In 2016, as asking rents stagnated in other parts of the city, they soared in the South Bronx, rising in Mott Haven by nearly 16 percent from the previous year, to $2,050 a month, according to StreetEasy.

Indeed, after decades of blight and abandonment, developers are now pouring money into speculative investments in the Bronx. The city has taken steps to rezone neighborhoods to spur more residential development, causing angst among some residents who fear that the revitalization of their neighborhoods could spell displacement. The median income in Port Morris and Mott Haven was $20,334 a year between 2010 and 2014, according to U.S. census data. Yet many of the people moving to the borough make considerably more money than that. So if a studio at 700 East 134th Street could fetch $1,500 a month, a sum that a newer tenant would eagerly pay, where can people of more modest means who have lived here for years go?

“In a moment where entire boroughs are no longer options, people are moving to the Bronx,” said Susanna Blankley, the director of Community Action for Safe Apartments, a tenant-organizing group. “People fear that we are facing displacement pressures like never before.”

This block of East 134th Street, a spartan stretch opposite the Bruckner Expressway, has no residential amenities.
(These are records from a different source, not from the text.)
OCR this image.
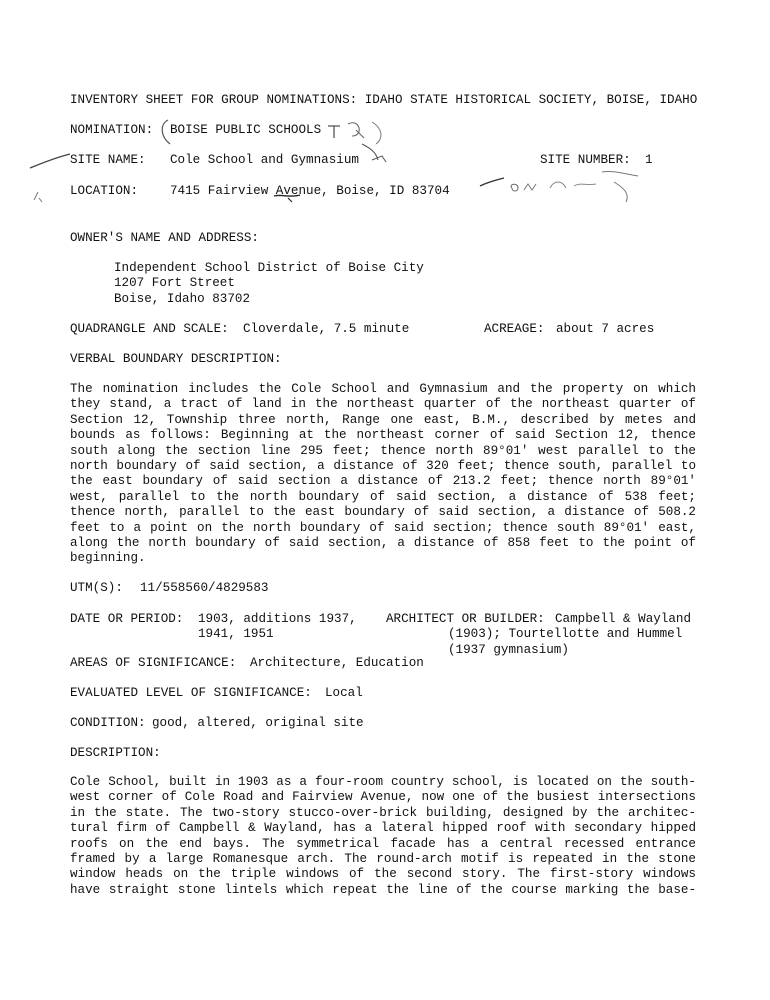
INVENTORY SHEET FOR GROUP NOMINATIONS: IDAHO STATE HISTORICAL SOCIETY, BOISE, IDAHO
NOMINATION: BOISE PUBLIC SCHOOLS
SITE NAME: Cole School and Gymnasium	SITE NUMBER: 1
LOCATION:	7415 Fairview Avenue, Boise, ID 83704
OWNER'S NAME AND ADDRESS:
Independent School District of Boise City
1207 Fort Street
Boise, Idaho 83702
QUADRANGLE AND SCALE: Cloverdale, 7.5 minute	ACREAGE: about 7 acres
VERBAL BOUNDARY DESCRIPTION:
The nomination includes the Cole School and Gymnasium and the property on which
they stand, a tract of land in the northeast quarter of the northeast quarter of
Section 12, Township three north, Range one east, B.M., described by metes and
bounds as follows: Beginning at the northeast corner of said Section 12, thence
south along the section line 295 feet; thence north 89°01' west parallel to the
north boundary of said section, a distance of 320 feet; thence south, parallel to
the east boundary of said section a distance of 213.2 feet; thence north 89°01'
west, parallel to the north boundary of said section, a distance of 538 feet;
thence north, parallel to the east boundary of said section, a distance of 508.2
feet to a point on the north boundary of said section; thence south 89°01' east,
along the north boundary of said section, a distance of 858 feet to the point of
beginning.
UTM(S): 11/558560/4829583
DATE OR PERIOD: 1903, additions 1937,
1941, 1951
ARCHITECT OR BUILDER: Campbell & Wayland
(1903); Tourtellotte and Hummel
(1937 gymnasium)
AREAS OF SIGNIFICANCE: Architecture, Education
EVALUATED LEVEL OF SIGNIFICANCE: Local
CONDITION: good, altered, original site
DESCRIPTION:
Cole School, built in 1903 as a four-room country school, is located on the south-
west corner of Cole Road and Fairview Avenue, now one of the busiest intersections
in the state. The two-story stucco-over-brick building, designed by the architec-
tural firm of Campbell & Wayland, has a lateral hipped roof with secondary hipped
roofs on the end bays. The symmetrical facade has a central recessed entrance
framed by a large Romanesque arch. The round-arch motif is repeated in the stone
window heads on the triple windows of the second story. The first-story windows
have straight stone lintels which repeat the line of the course marking the base-
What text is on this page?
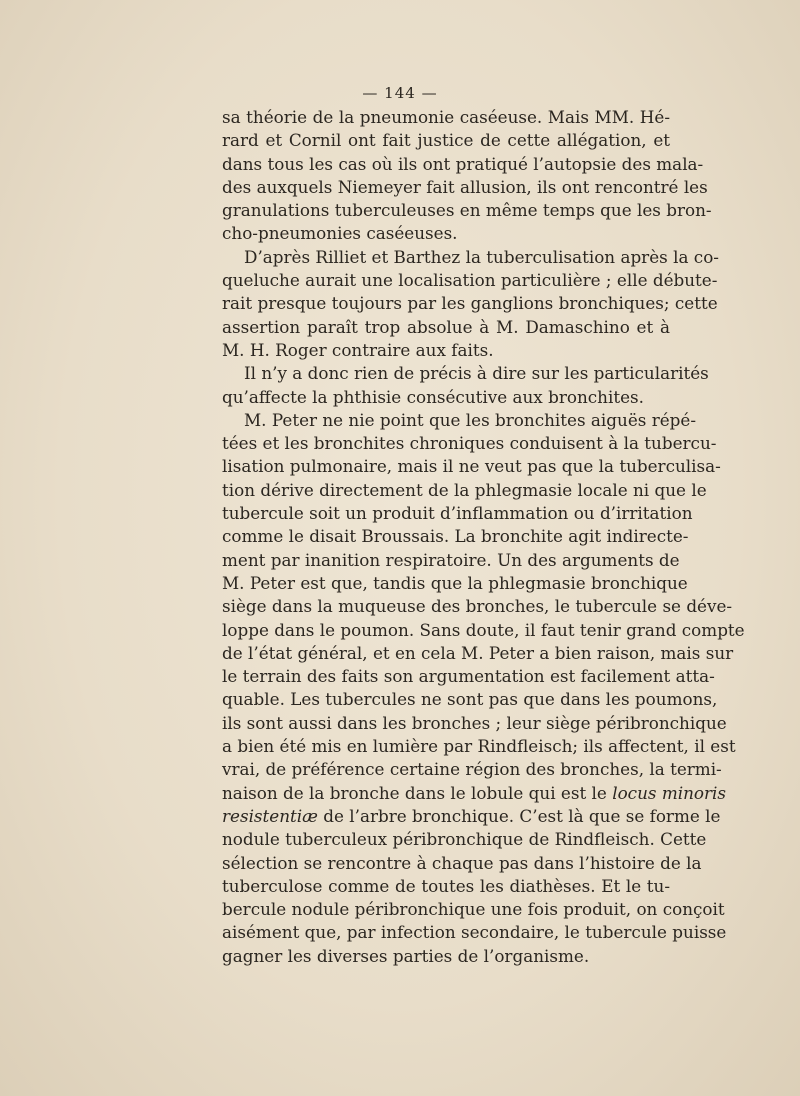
— 144 —
sa théorie de la pneumonie caséeuse. Mais MM. Hé-
rard et Cornil ont fait justice de cette allégation, et
dans tous les cas où ils ont pratiqué l’autopsie des mala-
des auxquels Niemeyer fait allusion, ils ont rencontré les
granulations tuberculeuses en même temps que les bron-
cho-pneumonies caséeuses.
D’après Rilliet et Barthez la tuberculisation après la co-
queluche aurait une localisation particulière ; elle débute-
rait presque toujours par les ganglions bronchiques; cette
assertion paraît trop absolue à M. Damaschino et à
M. H. Roger contraire aux faits.
Il n’y a donc rien de précis à dire sur les particularités
qu’affecte la phthisie consécutive aux bronchites.
M. Peter ne nie point que les bronchites aiguës répé-
tées et les bronchites chroniques conduisent à la tubercu-
lisation pulmonaire, mais il ne veut pas que la tuberculisa-
tion dérive directement de la phlegmasie locale ni que le
tubercule soit un produit d’inflammation ou d’irritation
comme le disait Broussais. La bronchite agit indirecte-
ment par inanition respiratoire. Un des arguments de
M. Peter est que, tandis que la phlegmasie bronchique
siège dans la muqueuse des bronches, le tubercule se déve-
loppe dans le poumon. Sans doute, il faut tenir grand compte
de l’état général, et en cela M. Peter a bien raison, mais sur
le terrain des faits son argumentation est facilement atta-
quable. Les tubercules ne sont pas que dans les poumons,
ils sont aussi dans les bronches ; leur siège péribronchique
a bien été mis en lumière par Rindfleisch; ils affectent, il est
vrai, de préférence certaine région des bronches, la termi-
naison de la bronche dans le lobule qui est le locus minoris
resistentiæ de l’arbre bronchique. C’est là que se forme le
nodule tuberculeux péribronchique de Rindfleisch. Cette
sélection se rencontre à chaque pas dans l’histoire de la
tuberculose comme de toutes les diathèses. Et le tu-
bercule nodule péribronchique une fois produit, on conçoit
aisément que, par infection secondaire, le tubercule puisse
gagner les diverses parties de l’organisme.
Yet, it is within a five-minute walk from the Bronx Brewery, the Port Morris Distillery and Gun Hill Tavern, all relatively new businesses in Port Morris, a triangular swath at the southern tip of the Bronx.

“The neighborhood has changed, the complexion has changed. It’s SoBro now,” said Mr. Hankins, 46, a middle school hip-hop teacher who lives in a fourth-floor studio in the East 134th Street building. In two conversations last March, Mr. Giddings told him that his rent could jump from $1,039 a month to $1,650 a month. “In the next four to five years, it’s definitely going to be a little Williamsburg.”

For now, tenants are hastily gathering information about their building’s history, hoping to prove that the building should remain rent-stabilized. Should the state rule in Mr. Giddings’s favor, they worry that overtures about rent hikes will turn into forceful demands, leaving them with few options. If management is “able to get some firmer footing, they’re not going to be soft with us at all,” said Mr. Hankins. “Not one little bit.”